How does the Expert team select and validate an LLM?
How do we select a model?
Selecting an LLM is a complex decision matrix where trade-offs will often need to be made. The ideal model balances these criteria effectively while aligning closely with the specific goals and values of the project. Continuous monitoring and evaluation are necessary as models evolve and new ones emerge. There are several factors we use when selecting an LLM model:
- Performance: This refers to both the qualitative and quantitative aspects of an LLM's output:
- Qualitatively, the model should generate coherent, contextually appropriate, and nuanced text.
- Quantitatively, it should have low latency and high throughput to handle the required scale of operations.
- Cost: The economic aspect of using an LLM can be significant, especially when scaled up. Cost considerations include the direct expense of using or training the model, as well as the computational resources required for operation and maintenance. We conduct cost-benefit analysis to ensure the model's value justifies its expense.
- Security: Given the sensitive nature of data that LLMs might process, security is paramount. This includes data encryption at rest, data encryption in transit, and access controls. The model should also have robust mechanisms to prevent data leakage and ensure user privacy, and it must not collect data from usage.
- Model security: The model should resist attacks that could cause it to generate incorrect or harmful text.
- Scalability: The ability of an LLM to scale efficiently is crucial for handling growing data volumes and user requests without a significant reduction in performance or speed. Scalability also refers to the model's capacity to incorporate new data and adapt to different contexts without extensive retraining.
- Fairness and biases: It is essential to assess models for fairness and bias. We evaluate LLMs for their tendency to generate biased outputs, which could perpetuate stereotypes or discriminate against certain groups.

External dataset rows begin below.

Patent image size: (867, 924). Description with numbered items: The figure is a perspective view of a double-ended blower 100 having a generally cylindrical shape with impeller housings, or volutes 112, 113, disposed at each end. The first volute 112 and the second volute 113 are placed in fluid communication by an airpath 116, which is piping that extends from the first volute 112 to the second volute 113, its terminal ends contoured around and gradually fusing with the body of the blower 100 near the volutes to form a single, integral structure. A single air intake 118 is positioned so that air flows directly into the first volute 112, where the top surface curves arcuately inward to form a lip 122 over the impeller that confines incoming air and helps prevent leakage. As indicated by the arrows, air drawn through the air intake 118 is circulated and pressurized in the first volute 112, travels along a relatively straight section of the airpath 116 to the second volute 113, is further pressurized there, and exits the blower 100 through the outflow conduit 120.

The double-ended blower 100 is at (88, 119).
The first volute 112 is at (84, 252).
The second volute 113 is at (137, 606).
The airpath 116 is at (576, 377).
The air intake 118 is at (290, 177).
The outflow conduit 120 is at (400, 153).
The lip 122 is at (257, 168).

- Interoperability: The selected LLM should play well with other systems and technologies in the workflow and ecosystem. This includes easy integration with existing databases, software, and APIs; as well as compatibility with various data formats.
- Ethical Considerations: The model should adhere to ethical guidelines for AI use, ensuring that its deployment does not cause harm or adverse societal impacts.

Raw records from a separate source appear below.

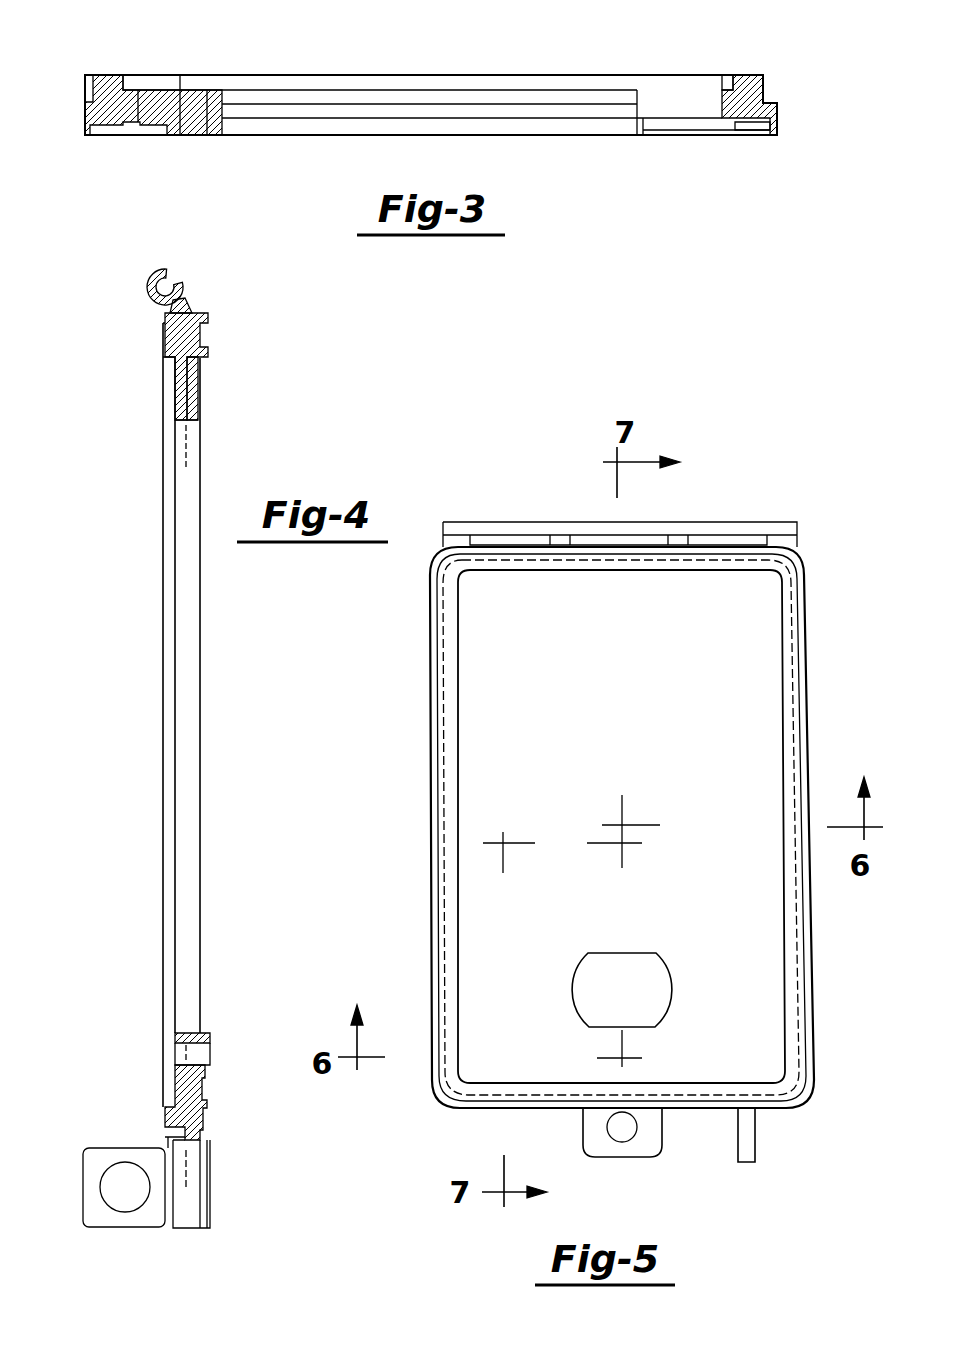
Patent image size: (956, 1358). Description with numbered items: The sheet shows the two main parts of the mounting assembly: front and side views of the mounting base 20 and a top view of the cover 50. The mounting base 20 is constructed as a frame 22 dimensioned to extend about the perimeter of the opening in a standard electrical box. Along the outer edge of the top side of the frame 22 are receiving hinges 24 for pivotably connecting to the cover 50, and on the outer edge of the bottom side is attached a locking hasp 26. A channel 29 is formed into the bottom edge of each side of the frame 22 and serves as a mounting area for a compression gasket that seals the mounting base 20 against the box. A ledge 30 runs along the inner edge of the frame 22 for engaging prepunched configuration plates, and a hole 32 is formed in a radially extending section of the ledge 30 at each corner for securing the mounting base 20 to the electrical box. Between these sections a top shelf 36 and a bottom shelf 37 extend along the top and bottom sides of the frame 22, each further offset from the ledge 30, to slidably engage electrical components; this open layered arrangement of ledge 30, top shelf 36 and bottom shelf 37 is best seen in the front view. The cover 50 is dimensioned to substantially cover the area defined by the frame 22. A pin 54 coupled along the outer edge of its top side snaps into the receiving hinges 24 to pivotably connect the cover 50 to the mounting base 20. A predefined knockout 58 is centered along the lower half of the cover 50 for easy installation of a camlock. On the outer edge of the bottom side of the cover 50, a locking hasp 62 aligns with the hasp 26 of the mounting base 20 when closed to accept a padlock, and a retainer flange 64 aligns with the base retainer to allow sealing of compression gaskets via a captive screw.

In FIG. 3, the mounting base 20 is at (551, 74).
In FIG. 4, the mounting base 20 is at (82, 372).
In FIG. 3, the frame 22 is at (747, 73).
In FIG. 4, the receiving hinge 24 is at (184, 275).
In FIG. 4, the locking hasp 26 is at (101, 1148).
In FIG. 3, the channel 29 is at (743, 137).
In FIG. 4, the channel 29 is at (208, 327).
In FIG. 3, the ledge 30 is at (133, 85).
In FIG. 4, the ledge 30 is at (175, 355).
In FIG. 3, the hole 32 is at (188, 135).
In FIG. 4, the hole 32 is at (200, 400).
In FIG. 4, the top shelf 36 is at (187, 404).
In FIG. 4, the bottom shelf 37 is at (164, 1073).
In FIG. 5, the cover 50 is at (431, 521).
In FIG. 5, the pin 54 is at (730, 522).
In FIG. 5, the predefined knockout 58 is at (633, 953).
In FIG. 5, the locking hasp 62 is at (755, 1155).
In FIG. 5, the retainer flange 64 is at (630, 1158).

- Robustness: The model should be robust to minor input variations. We test model sensitivity against factors like capitalization, punctuation, typos, and noisy neighbors (resource allocation between tenants of various sizes).
Do we use models that have been certified by a standards body?
When we started our efforts, few industry standards existed. We continue to monitor these, and adopt standards when they become available and where they make sense.
How do we control for prompt injection?
- For our Completions endpoint we use prompt engineering, which is applied to each query when the endpoint is called.
- We also ensure the LLM does not remember the conversation, so each query is independent of any other query.
- Further, we are planning to employ an ethical hacking service for an external perspective.
- Finally, we are aware of common prompt injection hacks. We periodically test them against the LLM to assess and address potential vulnerabilities.
How do we manage or reduce hallucinations?
- Prompts and persona engineering: GenSearch can better understand the context you are working with and the expectations visitors to your site will have when asking questions.
- Using your Expert content as the primary source for the GenResponses enables the highest likelihood the base models will not invoke any data that is not from your Expert content.
- Using RAG: Retrieval Augmented Generation is used industry-wide as a strategy for more desirable responses.
- No retrieval, no answer: Without relevant kernels, GenSearch will not generate a response.
How is GenSearch better than ChatGPT or other off-the-shelf / public LLM tools?
Expert uses your site content and customized persona information. It also respects content permissions so responses are tailored to your customer base and business needs, unlike publicly available LLM and AI tools. This enables you to control the information site visitors can find, and guide their experiences to lead to an optimal user experience.